Es una grave situación, que “confirma nuestras denuncias y que demanda del Gobierno una respuesta”, dicen las centrales. Desde 1991 han sido asesinados 2.245 sindicalistas, de los cuales 496 eran dirigentes sindicales, y hasta ahora esos crímenes siguen en la impunidad. Agregan que “empresas nacionales e internacionales están comprometidas con el pago a los paramilitares, quienes a través del asesinato y la intimidación contribuyeron a la liquidación sindical”.

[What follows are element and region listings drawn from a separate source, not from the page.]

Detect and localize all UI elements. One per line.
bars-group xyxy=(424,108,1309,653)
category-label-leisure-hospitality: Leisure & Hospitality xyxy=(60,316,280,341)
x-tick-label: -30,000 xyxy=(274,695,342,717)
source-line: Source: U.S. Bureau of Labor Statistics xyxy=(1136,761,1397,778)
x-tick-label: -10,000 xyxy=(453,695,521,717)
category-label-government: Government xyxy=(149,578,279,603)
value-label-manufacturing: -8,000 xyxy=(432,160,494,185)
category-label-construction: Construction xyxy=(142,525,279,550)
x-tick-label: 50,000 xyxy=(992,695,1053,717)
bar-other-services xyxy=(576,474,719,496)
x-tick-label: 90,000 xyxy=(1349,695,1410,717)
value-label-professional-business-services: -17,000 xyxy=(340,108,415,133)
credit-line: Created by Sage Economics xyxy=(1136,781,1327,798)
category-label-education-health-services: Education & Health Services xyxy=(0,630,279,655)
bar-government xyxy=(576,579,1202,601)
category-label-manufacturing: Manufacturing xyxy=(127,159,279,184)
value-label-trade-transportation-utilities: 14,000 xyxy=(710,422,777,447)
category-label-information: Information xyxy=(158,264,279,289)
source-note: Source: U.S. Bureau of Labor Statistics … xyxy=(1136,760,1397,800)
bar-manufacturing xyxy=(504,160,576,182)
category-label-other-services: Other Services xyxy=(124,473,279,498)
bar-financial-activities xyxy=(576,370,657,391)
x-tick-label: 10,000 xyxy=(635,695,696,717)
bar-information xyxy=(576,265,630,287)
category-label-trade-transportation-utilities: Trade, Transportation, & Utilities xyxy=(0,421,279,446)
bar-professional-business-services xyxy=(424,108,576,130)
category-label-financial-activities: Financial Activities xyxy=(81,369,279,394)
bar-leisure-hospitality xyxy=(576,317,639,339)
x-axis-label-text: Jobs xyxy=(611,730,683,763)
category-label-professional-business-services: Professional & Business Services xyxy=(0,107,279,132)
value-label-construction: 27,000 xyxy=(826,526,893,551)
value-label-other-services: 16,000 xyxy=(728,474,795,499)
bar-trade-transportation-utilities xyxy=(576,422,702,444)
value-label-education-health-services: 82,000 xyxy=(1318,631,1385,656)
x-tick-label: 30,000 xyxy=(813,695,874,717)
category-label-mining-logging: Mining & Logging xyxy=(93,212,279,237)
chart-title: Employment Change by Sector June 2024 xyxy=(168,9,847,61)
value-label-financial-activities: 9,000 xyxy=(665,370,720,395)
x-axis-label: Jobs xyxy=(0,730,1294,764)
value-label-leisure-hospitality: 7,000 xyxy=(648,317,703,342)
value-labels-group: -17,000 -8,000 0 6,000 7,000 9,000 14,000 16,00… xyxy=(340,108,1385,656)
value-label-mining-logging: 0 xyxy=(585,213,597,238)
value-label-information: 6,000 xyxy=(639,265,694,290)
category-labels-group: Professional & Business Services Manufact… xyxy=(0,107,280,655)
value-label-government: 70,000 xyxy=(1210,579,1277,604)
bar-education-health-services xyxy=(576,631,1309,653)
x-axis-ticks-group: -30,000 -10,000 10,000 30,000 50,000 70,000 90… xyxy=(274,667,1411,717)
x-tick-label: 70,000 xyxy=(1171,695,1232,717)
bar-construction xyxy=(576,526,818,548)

El presidente Uribe maniobra para dar la impresión de que hace algo para satisfacer las nuevas exigencias. Nombró ministra de Cultura a una inteligente y despistada joven negra para impresionar al Imperio, y el 14 de mayo sentó en la Casa presidencial a los ejecutivos de Glencore y Drummond para que dijeran por qué no ha cumplido el acuerdo laboral y ambiental mediante el cual se levantó el extraordinario paro cívico de La Jagua de Ibirico el pasado 10 de marzo. Pero el mandatario, que detesta a los sindicatos, no se da cuenta de que las cosas cambian a su rededor. No se ha enterado de que para las próximas movidas los sindicatos colombianos presentan una faz absolutamente desconocida hasta el año pasado: sus tres centrales —que a mediano plazo deberán ser una sola— hacen parte de un solo equipo sindical mundial, al cual pertenecen también sus contradictores gringos. ¡Qué vaina!